Fabien Neretse répond avec calme aux questions qui lui sont posées, n'hésitant pas à ajouter tel ou tel détail. Nous avons face à nous un ancien fonctionnaire précis, soucieux de remplir sa mission avec rigueur. Un homme sûr de lui qui ne semble pas déstabilisé par le décorum de la cour et la gravité des accusations à son encontre.
J'essaye de me vider de tout savoir, de tout préjugé, pour écouter sa version des faits, me plonger dans son monde, son univers de pensée. Mon rôle n'est pas de le juger - heureusement, nous sommes en démocratie et les tribunaux nous déchargent de cette responsabilité. Je désire comprendre cependant comment il lit la situation qu'il a vécue au Rwanda avant et durant le génocide, comment il voit son rôle et son implication. Comment il se présente à nous.
Fabien Neretse se présente en innocent, sinon en victime. En membre contraint d'un Parti ingrat - le MRND, à l'époque au pouvoir - qui l'a lâché, lui le fonctionnaire zélé, pour le mettre sur une voie de garage avant, à sa demande, de lui rendre sa liberté professionnelle. En jeune entrepreneur d'une société de conseil qu'il venait de créer à l'époque, et qui mobilisait tout son temps, et toute son attention. Il n'aurait donc rien vu ni rien entendu de l'entreprise génocidaire qui se mettait en place à deux pas de chez lui, dans un stade, où se tenaient des meetings haineux.
Fabien Neretse se présente en père responsable de cinq enfants et d'un enfant adoptif, en voisin attentionné et respectueux des différences. Il vivait dans un quartier à quatre-vingt pour-cent Tutsi selon lui, en bonne entente avec les Sissi, notamment, même si ceux-ci - à son grand étonnement - ne semblent pas partager cette vision.

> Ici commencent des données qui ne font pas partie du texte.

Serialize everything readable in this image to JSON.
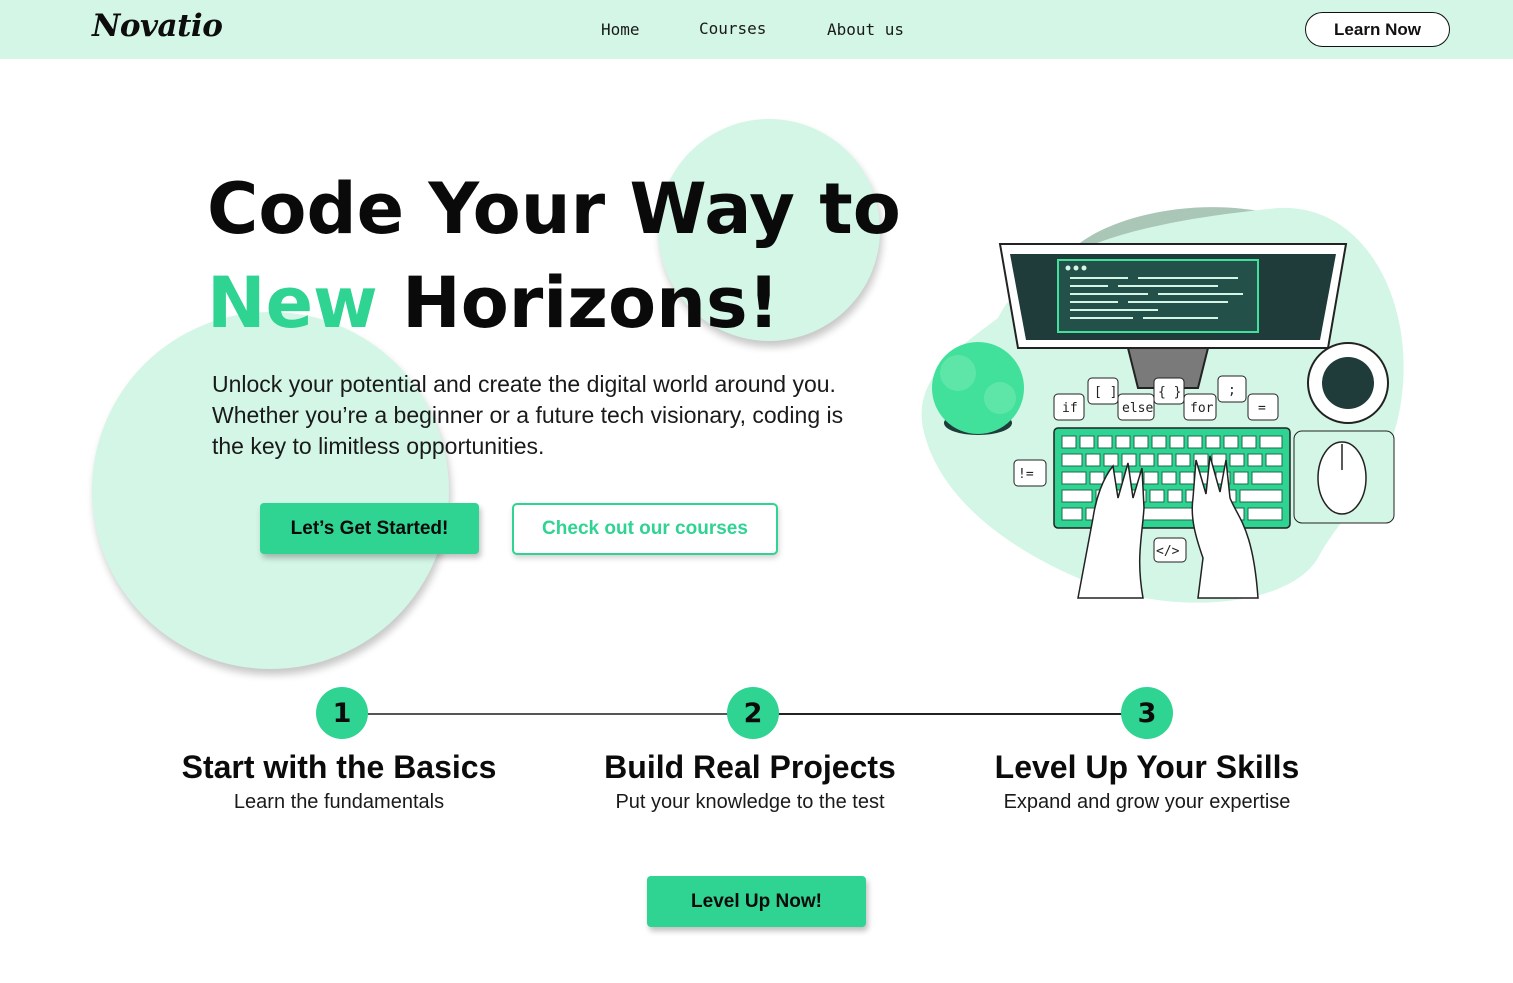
{
  "nav": {
    "logo": "Novatio",
    "links": [
      "Home",
      "Courses",
      "About us"
    ],
    "cta_label": "Learn Now"
  },
  "hero": {
    "headline_line1": "Code Your Way to",
    "headline_accent": "New",
    "headline_rest": "Horizons!",
    "subtext": "Unlock your potential and create the digital world around you. Whether you’re a beginner or a future tech visionary, coding is the key to limitless opportunities.",
    "primary_button": "Let’s Get Started!",
    "secondary_button": "Check out our courses",
    "illustration_code_tokens": [
      "if",
      "[ ]",
      "else",
      "{ }",
      "for",
      ";",
      "=",
      "!=",
      "</>"
    ]
  },
  "steps": [
    {
      "number": "1",
      "title": "Start with the Basics",
      "subtitle": "Learn the fundamentals"
    },
    {
      "number": "2",
      "title": "Build Real Projects",
      "subtitle": "Put your knowledge to the test"
    },
    {
      "number": "3",
      "title": "Level Up Your Skills",
      "subtitle": "Expand and grow your expertise"
    }
  ],
  "bottom_cta": "Level Up Now!",
  "colors": {
    "accent": "#2fd392",
    "nav_background": "#d3f6e6",
    "circle_fill": "#d3f6e6",
    "text": "#0b0b0b"
  }
}
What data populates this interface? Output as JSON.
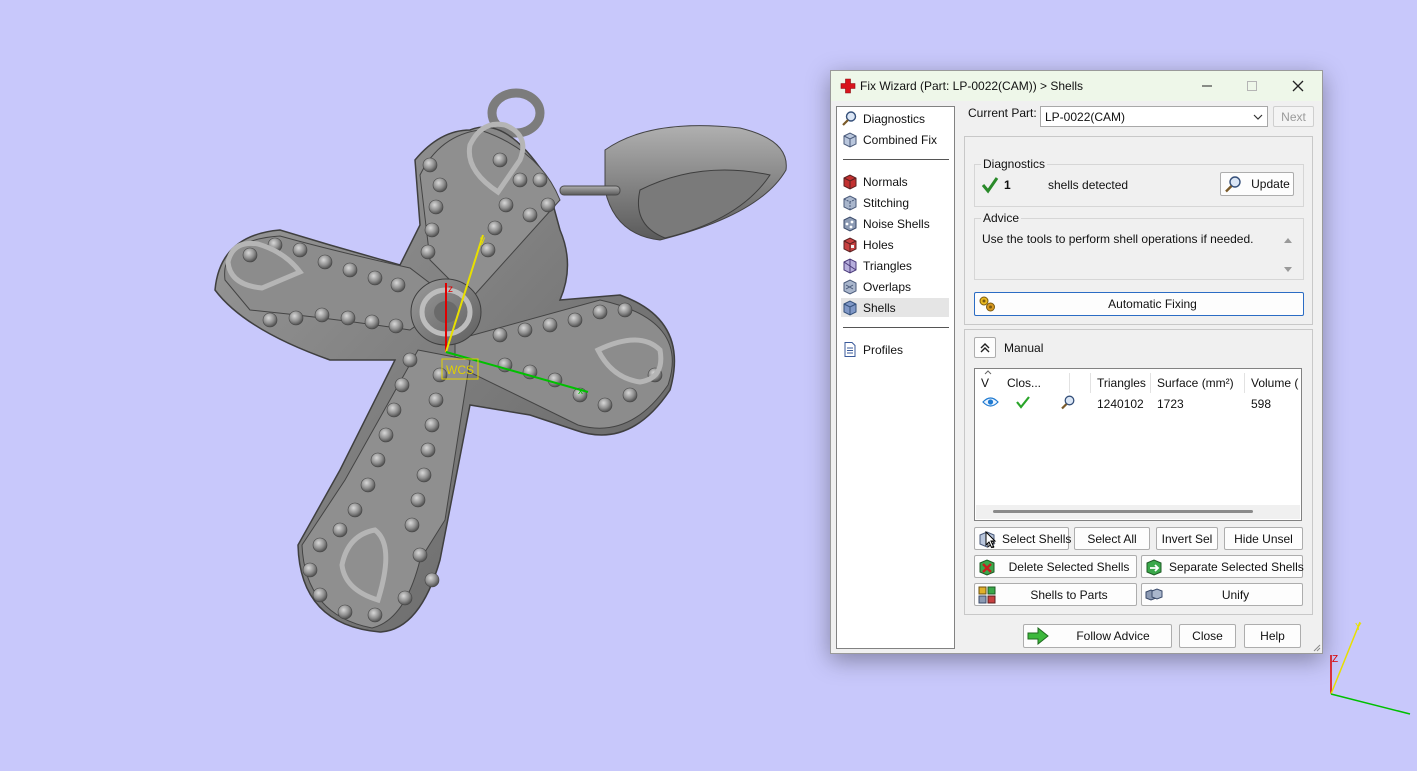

Fabien Neretse se présente en sauveur de Tutsi. N'est-il pas intervenu en faveur de sa voisine Colette Sissi - épouse de son ami
Evariste qui avait fui - afin de faire tourner les affaires en son absence ? Ne risquait-il pas ainsi sa vie?
Cloîtré chez lui, il ne connaissait rien, dit-il, des projets de fuite de ses voisins tutsi - les Bucyana-Beckers, les Gakwaya et les Sissi - qui craignaient pour leur vie, deux jours après l'assassinat du président Habyarimana. Il nous raconte avec force précision cependant ce qu’il a entendu le jour de leur massacre. N'a-t-il pas veillé ensuite à leur offrir une sépulture digne, eux qui furent cruellement tués par des miliciens qui voulaient se venger des exactions du FPR - le parti Tutsi ? (Une seule fois selon moi, et incidemment, il citera le nom de la milice des Interahamwe, le groupe paramilitaire hutu, à la solde du parti au pouvoir, responsable de nombreux crimes et exactions.)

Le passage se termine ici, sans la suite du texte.